The Air Force’s F-35A variant should still be certified to carry a pair of B61-12 bombs by fiscal year 2026 and the first flight test of a non-nuclear W87-0 warhead mockup should still fly on a Ground Based Strategic Deterrent (GBSD) missile in December 2023, the head of Air Force Global Strike Command said Thursday.
And the missile might have a catchier name by the time of the scheduled test flight, Gen. Anthony Cotton told attendees of an online forum hosted by the Advanced Nuclear Weapons Alliance.
Asked when the replacement for Minuteman III might get a name comparable with its predecessor’s, Cotton said Air Force had already picked out a handle for the GBSD.
“It’s in between my ears right now,” Cotton said, adding that a formal announcement would follow, once the Secretary of Defense signs off on the service’s choice.
GBSD, to be built by Northrop Grumman [NOC], is scheduled to replace the Boeing [BA] made Minuteman III fleet starting in 2030 or so. The first GBSD missiles will use the W87-0, a Minuteman III warhead to be adapted for the new rockets in a test flight still scheduled to launch from Vandenberg Air Force Base late in calendar year 2023.
GBSD will cost more than $250 billion over its decades-long deployment, the Air Force has said. In addition to W87-0 warheads, the missile eventually will carry W87-1 warheads: newly manufactured copies of the W87 design, but with a brand new plutonium pit to be cast at factories planned for the Department of Energy’s Los Alamos National Laboratory and Savannah River Site.
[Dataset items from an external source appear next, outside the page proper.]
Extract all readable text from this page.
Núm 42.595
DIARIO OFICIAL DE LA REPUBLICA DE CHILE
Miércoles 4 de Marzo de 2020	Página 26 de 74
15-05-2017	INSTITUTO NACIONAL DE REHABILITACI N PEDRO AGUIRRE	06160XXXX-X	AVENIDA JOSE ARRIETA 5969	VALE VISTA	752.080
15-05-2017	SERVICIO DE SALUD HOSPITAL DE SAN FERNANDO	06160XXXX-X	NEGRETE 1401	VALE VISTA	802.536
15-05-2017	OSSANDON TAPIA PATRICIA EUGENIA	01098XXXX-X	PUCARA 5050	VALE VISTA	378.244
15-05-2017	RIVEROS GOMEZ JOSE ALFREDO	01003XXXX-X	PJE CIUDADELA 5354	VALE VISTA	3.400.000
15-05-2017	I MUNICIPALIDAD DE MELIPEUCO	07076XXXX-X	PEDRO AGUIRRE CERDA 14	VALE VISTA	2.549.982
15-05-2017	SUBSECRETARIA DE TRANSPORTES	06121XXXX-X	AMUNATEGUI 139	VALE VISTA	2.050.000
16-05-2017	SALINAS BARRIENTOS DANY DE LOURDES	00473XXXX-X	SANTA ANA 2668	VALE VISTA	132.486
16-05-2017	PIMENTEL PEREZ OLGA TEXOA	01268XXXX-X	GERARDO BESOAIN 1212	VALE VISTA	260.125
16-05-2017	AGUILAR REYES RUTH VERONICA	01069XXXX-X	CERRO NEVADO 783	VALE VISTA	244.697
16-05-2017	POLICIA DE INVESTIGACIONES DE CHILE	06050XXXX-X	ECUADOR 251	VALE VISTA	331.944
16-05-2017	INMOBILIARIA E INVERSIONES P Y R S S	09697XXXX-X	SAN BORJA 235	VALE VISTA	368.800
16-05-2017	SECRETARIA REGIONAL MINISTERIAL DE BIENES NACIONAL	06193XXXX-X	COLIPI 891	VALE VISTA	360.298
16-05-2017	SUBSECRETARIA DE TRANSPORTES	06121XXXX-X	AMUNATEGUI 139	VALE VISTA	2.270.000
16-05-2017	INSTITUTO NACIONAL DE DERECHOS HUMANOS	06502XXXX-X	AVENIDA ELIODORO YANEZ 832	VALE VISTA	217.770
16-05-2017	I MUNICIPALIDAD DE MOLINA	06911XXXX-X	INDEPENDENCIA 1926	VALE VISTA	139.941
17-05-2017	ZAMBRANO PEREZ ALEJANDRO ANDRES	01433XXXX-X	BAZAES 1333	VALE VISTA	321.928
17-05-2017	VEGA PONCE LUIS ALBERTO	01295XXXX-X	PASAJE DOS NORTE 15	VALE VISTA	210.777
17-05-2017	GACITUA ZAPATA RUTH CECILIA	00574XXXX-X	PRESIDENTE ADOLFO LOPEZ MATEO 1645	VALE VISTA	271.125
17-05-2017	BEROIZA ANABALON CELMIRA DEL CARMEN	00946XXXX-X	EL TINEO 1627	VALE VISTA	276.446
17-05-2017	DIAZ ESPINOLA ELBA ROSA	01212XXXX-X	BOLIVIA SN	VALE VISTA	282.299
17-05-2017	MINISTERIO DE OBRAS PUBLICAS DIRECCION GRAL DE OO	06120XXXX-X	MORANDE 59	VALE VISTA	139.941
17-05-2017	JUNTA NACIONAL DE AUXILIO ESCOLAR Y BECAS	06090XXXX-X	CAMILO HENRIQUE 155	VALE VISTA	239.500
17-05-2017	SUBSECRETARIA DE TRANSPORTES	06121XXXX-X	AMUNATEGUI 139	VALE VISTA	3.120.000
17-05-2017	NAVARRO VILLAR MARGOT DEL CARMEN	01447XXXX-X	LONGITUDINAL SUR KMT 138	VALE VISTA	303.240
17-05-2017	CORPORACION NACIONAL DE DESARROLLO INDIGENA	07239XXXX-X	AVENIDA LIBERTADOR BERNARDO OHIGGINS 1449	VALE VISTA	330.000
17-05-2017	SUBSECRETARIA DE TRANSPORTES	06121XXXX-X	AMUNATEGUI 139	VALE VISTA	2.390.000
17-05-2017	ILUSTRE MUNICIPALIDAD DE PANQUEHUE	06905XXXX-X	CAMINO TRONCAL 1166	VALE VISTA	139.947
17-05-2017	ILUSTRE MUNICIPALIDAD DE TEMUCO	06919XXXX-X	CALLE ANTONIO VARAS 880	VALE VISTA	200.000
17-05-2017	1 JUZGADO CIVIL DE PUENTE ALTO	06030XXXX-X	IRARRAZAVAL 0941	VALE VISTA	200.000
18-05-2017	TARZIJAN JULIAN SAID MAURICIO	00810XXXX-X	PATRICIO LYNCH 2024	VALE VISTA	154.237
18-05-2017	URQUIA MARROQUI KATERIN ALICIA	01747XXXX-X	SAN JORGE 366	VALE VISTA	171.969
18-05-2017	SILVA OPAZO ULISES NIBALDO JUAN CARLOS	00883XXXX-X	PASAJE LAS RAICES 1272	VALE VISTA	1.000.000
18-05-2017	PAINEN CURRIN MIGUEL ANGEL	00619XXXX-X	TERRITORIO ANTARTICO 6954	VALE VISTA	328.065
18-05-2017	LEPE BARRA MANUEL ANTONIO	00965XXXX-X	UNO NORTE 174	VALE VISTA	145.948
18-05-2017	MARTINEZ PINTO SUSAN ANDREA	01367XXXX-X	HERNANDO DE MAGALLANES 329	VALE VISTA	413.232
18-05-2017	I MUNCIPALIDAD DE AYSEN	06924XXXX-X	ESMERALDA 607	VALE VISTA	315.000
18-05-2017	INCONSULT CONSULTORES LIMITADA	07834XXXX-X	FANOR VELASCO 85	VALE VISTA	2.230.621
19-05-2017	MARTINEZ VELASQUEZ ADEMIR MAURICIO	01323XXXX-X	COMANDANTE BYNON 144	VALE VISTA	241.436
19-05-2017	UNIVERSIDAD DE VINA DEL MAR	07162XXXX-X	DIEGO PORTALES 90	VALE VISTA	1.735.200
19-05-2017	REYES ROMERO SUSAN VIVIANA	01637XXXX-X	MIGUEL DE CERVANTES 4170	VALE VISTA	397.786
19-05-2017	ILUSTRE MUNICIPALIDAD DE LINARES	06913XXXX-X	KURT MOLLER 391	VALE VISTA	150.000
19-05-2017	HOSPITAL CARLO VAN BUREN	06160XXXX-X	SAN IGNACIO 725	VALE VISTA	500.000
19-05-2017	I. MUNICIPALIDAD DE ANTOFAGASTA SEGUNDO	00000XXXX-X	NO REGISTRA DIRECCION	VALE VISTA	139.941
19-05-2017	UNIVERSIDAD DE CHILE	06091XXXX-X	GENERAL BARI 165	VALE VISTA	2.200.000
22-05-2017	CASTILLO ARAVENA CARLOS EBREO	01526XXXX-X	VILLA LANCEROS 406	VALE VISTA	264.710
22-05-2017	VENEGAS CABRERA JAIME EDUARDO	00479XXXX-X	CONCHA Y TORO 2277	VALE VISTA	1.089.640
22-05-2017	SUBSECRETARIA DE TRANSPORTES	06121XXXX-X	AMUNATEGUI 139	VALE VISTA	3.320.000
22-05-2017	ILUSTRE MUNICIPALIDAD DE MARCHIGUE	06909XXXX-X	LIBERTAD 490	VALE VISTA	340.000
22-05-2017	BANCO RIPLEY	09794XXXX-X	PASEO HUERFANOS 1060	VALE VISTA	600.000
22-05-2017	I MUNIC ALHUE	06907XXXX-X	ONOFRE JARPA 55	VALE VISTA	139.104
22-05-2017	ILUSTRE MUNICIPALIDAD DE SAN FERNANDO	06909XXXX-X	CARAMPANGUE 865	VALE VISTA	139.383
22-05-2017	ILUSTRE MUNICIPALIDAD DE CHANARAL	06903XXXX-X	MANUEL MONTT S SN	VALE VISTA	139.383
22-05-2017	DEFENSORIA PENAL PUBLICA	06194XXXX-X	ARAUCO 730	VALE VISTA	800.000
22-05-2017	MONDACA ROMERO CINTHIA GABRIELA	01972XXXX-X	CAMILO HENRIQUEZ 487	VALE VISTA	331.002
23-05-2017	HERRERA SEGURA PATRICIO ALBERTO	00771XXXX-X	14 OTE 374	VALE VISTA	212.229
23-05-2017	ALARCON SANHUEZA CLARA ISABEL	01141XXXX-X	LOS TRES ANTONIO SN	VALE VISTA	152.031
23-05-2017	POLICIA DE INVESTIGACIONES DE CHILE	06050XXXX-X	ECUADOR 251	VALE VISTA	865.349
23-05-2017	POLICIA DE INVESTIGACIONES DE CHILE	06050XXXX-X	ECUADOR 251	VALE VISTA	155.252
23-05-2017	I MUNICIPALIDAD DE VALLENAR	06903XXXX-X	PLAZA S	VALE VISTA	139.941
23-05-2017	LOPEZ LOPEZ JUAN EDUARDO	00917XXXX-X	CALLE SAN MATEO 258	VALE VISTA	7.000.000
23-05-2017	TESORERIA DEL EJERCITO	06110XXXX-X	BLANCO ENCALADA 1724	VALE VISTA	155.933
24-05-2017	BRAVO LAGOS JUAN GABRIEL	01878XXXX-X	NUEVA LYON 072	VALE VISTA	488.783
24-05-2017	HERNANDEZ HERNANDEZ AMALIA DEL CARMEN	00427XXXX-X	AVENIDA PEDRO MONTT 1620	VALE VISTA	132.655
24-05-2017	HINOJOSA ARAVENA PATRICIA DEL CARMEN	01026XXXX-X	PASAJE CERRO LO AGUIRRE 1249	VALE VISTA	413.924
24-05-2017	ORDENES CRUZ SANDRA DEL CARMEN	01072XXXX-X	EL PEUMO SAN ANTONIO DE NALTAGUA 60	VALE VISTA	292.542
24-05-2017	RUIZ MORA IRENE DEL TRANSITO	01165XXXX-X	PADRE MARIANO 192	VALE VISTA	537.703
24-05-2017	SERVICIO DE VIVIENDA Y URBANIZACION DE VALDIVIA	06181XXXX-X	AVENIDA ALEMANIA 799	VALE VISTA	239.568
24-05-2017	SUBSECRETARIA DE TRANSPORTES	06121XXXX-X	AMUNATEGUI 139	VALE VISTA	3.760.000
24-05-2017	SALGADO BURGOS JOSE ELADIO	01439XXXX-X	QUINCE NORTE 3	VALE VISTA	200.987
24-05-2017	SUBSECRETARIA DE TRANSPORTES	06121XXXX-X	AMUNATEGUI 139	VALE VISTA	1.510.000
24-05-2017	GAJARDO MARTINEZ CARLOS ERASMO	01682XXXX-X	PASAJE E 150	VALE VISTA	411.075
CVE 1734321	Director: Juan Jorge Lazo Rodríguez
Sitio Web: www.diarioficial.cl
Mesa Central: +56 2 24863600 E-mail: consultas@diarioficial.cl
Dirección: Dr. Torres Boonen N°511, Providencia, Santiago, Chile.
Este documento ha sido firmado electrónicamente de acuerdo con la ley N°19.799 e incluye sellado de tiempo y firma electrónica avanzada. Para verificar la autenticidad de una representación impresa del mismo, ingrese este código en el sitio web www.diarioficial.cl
Meanwhile, Cotton said the schedule for certifying Air Force F-35s to internally carry a pair of B61-12 gravity bombs is laying flat. That, for now, signals a suspension of the schedule creep disclosed earlier this year in the service’s budget request, which pushed certification out to 2026 from 2025.
The National Nuclear Security Administration (NNSA) in November finished the first war-ready copy of B61-12, which will homogenize four existing versions of the bomb and arrive with what the Air Force has described as modest earth-penetrating and standoff capabilities, the latter thanks to a guided tail kit from Boeing that will allow the weapon to maneuver a little after it’s dropped from a carrier plane.
The NNSA plans to start mass production of B61-12 in May, depending on when the agency certifies that the proof-of-concept article produced in November meets military requirements. With the tail kit, B61-12 will cost roughly $12 billion, Pentagon and NNSA budget documents show. The refurbed weapon will be good for another 20 years, NNSA estimates.
B61-12 carrier craft will eventually include the B-2 bomber, the planned B-21, the F-15, F-16, F-35, and the German-made PA-200, according to the Air Force Nuclear Weapons Center.